The sad smile didn’t go away. “There’s nothing they can do to me that scares me.”
That wasn’t really any kind of reassuring.
It took both Rora and Etarro to drag the witch up. He helped where he could, but it looked like at least one of his legs was broke, and there was wet blood on him mixed with all the dried, though she couldn’t figure where it came from. They got him standing, but he was near to twice as tall as either of them, so they made for poor supports. They got about two steps forward before the witch collapsed. When something didn’t work, it was stupid to keep trying it—ignoring her not giving up on the piss-rope lock picks, Rora’d always been pretty good at moving on to a new plan. She left the witch lying on the ground and hooked her arms under his, dragging him along. Etarro tried to lift his feet up, but even though the witch was thin as a stick and weighed about as much, Etarro didn’t have much muscle to him. He still held on to the witch’s feet to keep ’em from dragging along the ground, and Rora let him feel like that was helping. She paused on the way out, dropped the witch to go grab a bundle from against one of the walls. It was the cloak she’d worn into the mountain, that the swordsmen’d yanked off her shoulders before throwing her in the cell, and it was wrapped around her daggers, all of ’em, even the old broken-stone one that Neira’d held. There was still blood along its edge, dried and brown. There wasn’t time to clean it, so Rora just hid the daggers away in their usual homes and threw the cloak around her shoulders before she went back to dragging the witch.

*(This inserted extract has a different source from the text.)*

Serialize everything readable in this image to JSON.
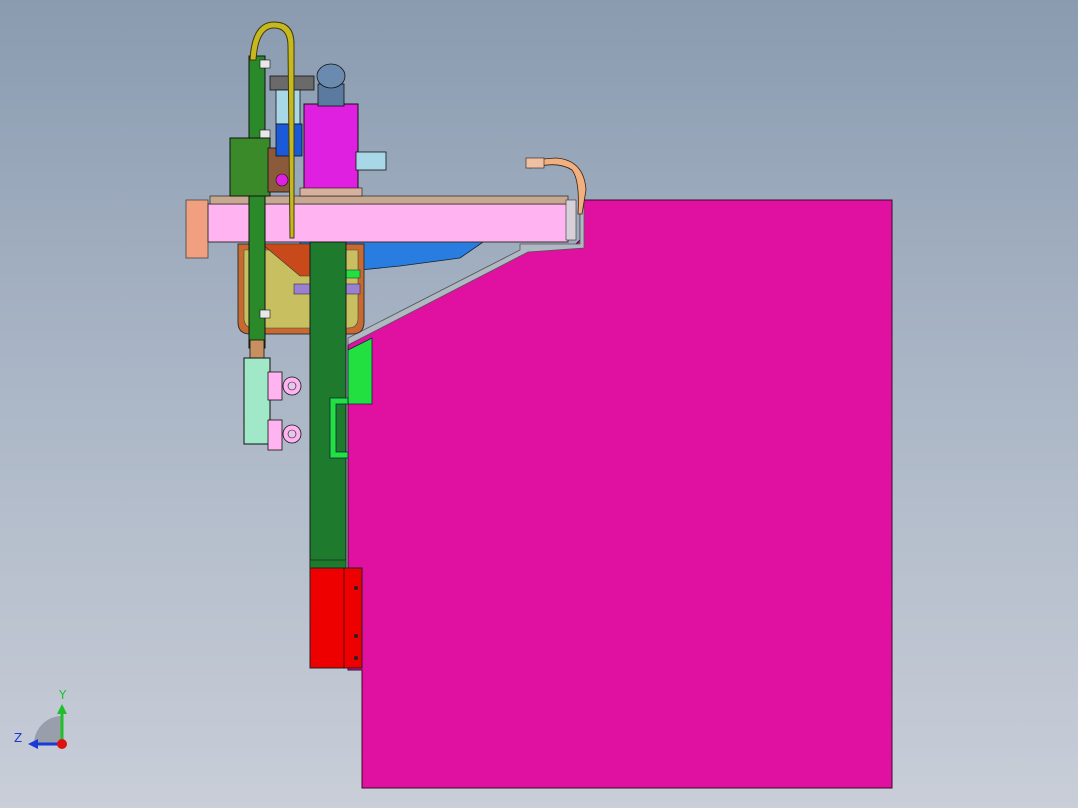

“No one will see us,” the witch kept muttering as they went up the tunnel. He’d waved a hand and the little blue light’d gone out, leaving them in the dark again. “No one will see us.”
“What about hear us?” Rora growled, and then muttered a curse as her back bumped hard into a wall. Apparently the tunnel wasn’t too straight. “Way I see it, a piece of air that won’t fecking shut up is more suspicious’n a bloody witch.”
He got quiet for a while, and then she could feel his arm muscles moving under her hands. “No one will hear us. No one will see us.”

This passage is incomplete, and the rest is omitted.